Birx also has drawn criticism for asserting that there are still beds in intensive-care units and a "significant" number of ventilators available in hospitals around New York City—the area hardest hit by virus. That message doesn't jibe with the dire warnings of city hospital workers, who in recent days have said they're ill-equipped and in danger of being overwhelmed by patients stricken with the virus.
Birx's friends and colleagues say she is one of the adults in the room who is providing the president with clear-headed advice and giving Americans the information they need to stay safe.
"She's a tough cookie," said Michael Weinstein, who heads the AIDS Healthcare Foundation and got to know Birx professionally after she was named the global AIDS coordinator in 2014. "She's 100% about the data."
In the sea of men in dark suits who have been appearing with Trump for daily briefings, the 63-year-old mother of two with a fondness for colorful scarves stands out. Her seemingly endless scarf collection was even fodder for comedian Paula Poundstone recently on the NPR quiz show "Wait Wait ... Don't tell me!"

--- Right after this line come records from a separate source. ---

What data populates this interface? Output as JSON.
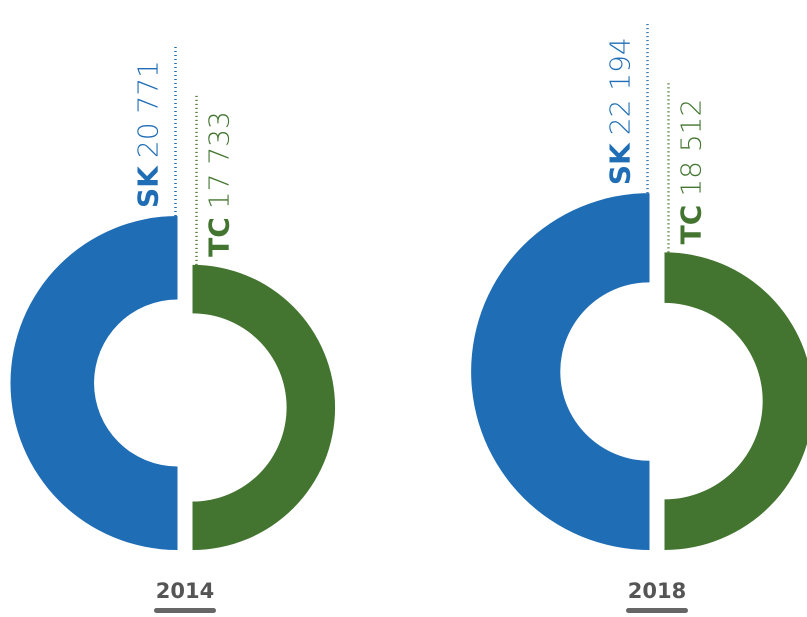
{
  "chart_data": [
    {
      "type": "split-donut",
      "title": "2014",
      "categories": [
        "SK",
        "TC"
      ],
      "values": [
        20771,
        17733
      ],
      "value_labels": [
        "20 771",
        "17 733"
      ],
      "colors": [
        "#1f6db5",
        "#437530"
      ]
    },
    {
      "type": "split-donut",
      "title": "2018",
      "categories": [
        "SK",
        "TC"
      ],
      "values": [
        22194,
        18512
      ],
      "value_labels": [
        "22 194",
        "18 512"
      ],
      "colors": [
        "#1f6db5",
        "#437530"
      ]
    }
  ]
}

Birx's resume is impressive: She is a U.S. Army physician and recognized AIDS researcher who rose to the rank of colonel, head of the global AIDS program at the Centers for Disease Control and Prevention, and a rare Obama administration holdover as the State Department's ambassador-at-large leading a U.S. taxpayer-funded worldwide campaign to stop the spread of HIV/AIDS.
Birx has also developed a reputation as a tough boss. Some who fall under her watch at the global effort known as PEPFAR have complained that the leadership of her office has been"dictatorial" and "autocratic," according to a State Department Office of Inspector General audit released earlier this year.
"She has somewhat of a reputation of being a hard task-master," said John Auerbach, CEO of the not-for-profit Trust for America's Health. "She is incredibly hard-working, someone who was driven and would drive other people to work really hard and to do their best work."
Birx has also been perhaps the most outspoken in calling for Americans to be mindful in how they are interacting with others. And she's made the case in personal terms.
The doctor says she's avoided visiting with her young grandchildren as she practices social distancing, and she's spoken in admiring tones of her two millennial daughters when making the case that younger Americans' actions will play a key role in determining how quickly the country can contain the virus.
She also has spoken of her grandmother living with a lifetime of guilt, because she caught the flu at school as a girl and, in turn, infected her mother—one of an estimated 50 million people worldwide who died in the 1918 influenza epidemic.
"She never forgot that she was the child that was in school that innocently bought that flu home," Birx said of her grandmother.
Birx, who declined to be interviewed for this article, told a Christian TV network popular with Trump's evangelical base that she's confident that the president is, like her, a student of data.
"He's been so attentive to the scientific literature and the details and the data," Birx told CBN. "I think his ability to analyze and integrate data that comes out of his long history in business has really been a real benefit during these discussions about medical issues because in the end, data is data."